Varying group sizes are reasonable to be used when the target population is diverse. For example, a sequential testing procedure using several group sizes is adopted to estimate virus infection levels of carnation populations grown in glasshouses since different carnation populations were expected to have a wide range of infection levels [45]. We could pool more specimens into one group if the probability of testing positive is small. It sounds reasonable to balance the probability of testing positive for each group, a way to mimic the situation when all enrolled specimens are homogeneous.

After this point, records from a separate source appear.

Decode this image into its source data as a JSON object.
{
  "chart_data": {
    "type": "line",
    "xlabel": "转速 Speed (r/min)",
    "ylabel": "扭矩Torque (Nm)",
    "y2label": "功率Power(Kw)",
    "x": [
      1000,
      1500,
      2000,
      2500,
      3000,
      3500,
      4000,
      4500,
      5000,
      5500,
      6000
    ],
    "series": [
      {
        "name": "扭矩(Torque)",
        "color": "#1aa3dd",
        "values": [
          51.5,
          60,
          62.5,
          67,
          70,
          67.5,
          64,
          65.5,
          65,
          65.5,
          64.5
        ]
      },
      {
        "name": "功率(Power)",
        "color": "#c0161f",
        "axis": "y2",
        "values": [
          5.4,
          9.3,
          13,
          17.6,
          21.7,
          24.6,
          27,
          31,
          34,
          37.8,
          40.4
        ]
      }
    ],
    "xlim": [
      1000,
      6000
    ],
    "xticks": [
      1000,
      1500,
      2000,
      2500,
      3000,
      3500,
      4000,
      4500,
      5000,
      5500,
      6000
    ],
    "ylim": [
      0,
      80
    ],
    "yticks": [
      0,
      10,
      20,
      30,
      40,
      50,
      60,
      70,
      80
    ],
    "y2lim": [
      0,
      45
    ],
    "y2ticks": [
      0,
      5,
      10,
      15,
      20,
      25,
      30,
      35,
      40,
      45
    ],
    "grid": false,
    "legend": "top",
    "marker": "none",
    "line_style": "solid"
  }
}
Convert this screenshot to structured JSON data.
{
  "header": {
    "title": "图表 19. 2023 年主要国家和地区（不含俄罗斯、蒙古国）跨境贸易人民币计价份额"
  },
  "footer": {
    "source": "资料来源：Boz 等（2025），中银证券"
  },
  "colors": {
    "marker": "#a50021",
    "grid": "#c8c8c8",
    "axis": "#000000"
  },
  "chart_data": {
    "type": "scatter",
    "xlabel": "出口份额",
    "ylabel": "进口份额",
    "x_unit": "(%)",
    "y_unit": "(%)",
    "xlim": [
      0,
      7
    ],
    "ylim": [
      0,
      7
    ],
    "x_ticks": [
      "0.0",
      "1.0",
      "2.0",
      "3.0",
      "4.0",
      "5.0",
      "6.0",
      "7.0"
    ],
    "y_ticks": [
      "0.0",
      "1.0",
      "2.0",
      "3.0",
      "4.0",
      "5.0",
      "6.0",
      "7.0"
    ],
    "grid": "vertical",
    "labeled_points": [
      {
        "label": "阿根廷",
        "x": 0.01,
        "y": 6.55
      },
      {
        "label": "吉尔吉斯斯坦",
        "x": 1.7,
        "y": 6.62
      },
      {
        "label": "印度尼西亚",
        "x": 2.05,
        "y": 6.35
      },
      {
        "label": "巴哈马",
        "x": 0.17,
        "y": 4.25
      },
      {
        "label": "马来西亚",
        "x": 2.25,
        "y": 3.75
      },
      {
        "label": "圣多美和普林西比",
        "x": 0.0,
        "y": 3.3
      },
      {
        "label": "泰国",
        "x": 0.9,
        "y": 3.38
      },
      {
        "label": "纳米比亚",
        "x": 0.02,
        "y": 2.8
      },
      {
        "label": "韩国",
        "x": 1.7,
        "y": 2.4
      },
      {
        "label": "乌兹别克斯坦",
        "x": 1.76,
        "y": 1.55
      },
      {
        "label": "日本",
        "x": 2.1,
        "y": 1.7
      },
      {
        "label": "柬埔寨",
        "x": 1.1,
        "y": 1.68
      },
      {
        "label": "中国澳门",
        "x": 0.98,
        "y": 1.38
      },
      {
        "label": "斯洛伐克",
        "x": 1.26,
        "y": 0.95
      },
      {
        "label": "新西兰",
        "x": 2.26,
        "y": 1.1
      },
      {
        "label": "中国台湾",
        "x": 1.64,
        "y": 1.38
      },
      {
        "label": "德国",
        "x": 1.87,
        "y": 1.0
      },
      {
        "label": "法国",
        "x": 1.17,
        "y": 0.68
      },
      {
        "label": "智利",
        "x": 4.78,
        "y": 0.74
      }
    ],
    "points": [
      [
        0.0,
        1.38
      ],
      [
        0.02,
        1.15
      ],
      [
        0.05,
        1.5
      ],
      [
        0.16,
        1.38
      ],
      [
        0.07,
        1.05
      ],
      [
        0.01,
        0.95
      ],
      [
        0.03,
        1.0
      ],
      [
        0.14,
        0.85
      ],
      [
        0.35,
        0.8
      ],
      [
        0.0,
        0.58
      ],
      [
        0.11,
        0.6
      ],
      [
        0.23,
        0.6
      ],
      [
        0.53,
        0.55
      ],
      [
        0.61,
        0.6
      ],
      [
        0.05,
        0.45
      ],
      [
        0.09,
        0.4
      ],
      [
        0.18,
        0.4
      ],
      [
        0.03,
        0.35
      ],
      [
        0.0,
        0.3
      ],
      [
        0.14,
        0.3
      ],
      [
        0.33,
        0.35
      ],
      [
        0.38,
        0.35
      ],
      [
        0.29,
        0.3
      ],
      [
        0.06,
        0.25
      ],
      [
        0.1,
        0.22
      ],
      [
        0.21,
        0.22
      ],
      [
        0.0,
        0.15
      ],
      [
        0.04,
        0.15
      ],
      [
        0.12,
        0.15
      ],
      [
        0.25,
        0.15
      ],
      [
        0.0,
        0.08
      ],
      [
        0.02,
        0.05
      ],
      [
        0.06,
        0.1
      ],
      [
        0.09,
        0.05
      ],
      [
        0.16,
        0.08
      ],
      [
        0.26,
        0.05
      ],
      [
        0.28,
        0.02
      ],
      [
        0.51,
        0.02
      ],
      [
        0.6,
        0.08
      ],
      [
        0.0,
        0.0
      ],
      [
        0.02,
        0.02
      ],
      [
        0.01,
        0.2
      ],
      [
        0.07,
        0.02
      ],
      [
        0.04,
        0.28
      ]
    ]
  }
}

In this study, we also propose a procedure using a single group size k ^∗ determined by minimizing the variance of estimator of the prevalence. We could choose this procedure if we prefer a simple procedure or the diversity among the specimens to be screened is ignorable. Besides, we did not consider the cost of collecting specimens. If a test is much more expensive than that of collecting specimens, then the cost of tests is the main consideration in a project involving large-scale screening. Otherwise, it is necessary to take into account the overall cost of collecting and test while using the pooling strategy.

Data Availability

The Kenya data supporting this study are from previously reported studies and datasets, which have been cited. The data are available at https://cran.r-project.org/package=binGroup.

Conflicts of Interest

The authors declare no conflicts of interest.

Supplementary Materials

Supplementary Materials

This article contains additional information on some technical aspects of the research, including the detailed calculation of the Fisher information matrix of the regression parameter and theoretical justification of Step 2 of our sequential adaptive pooling algorithm.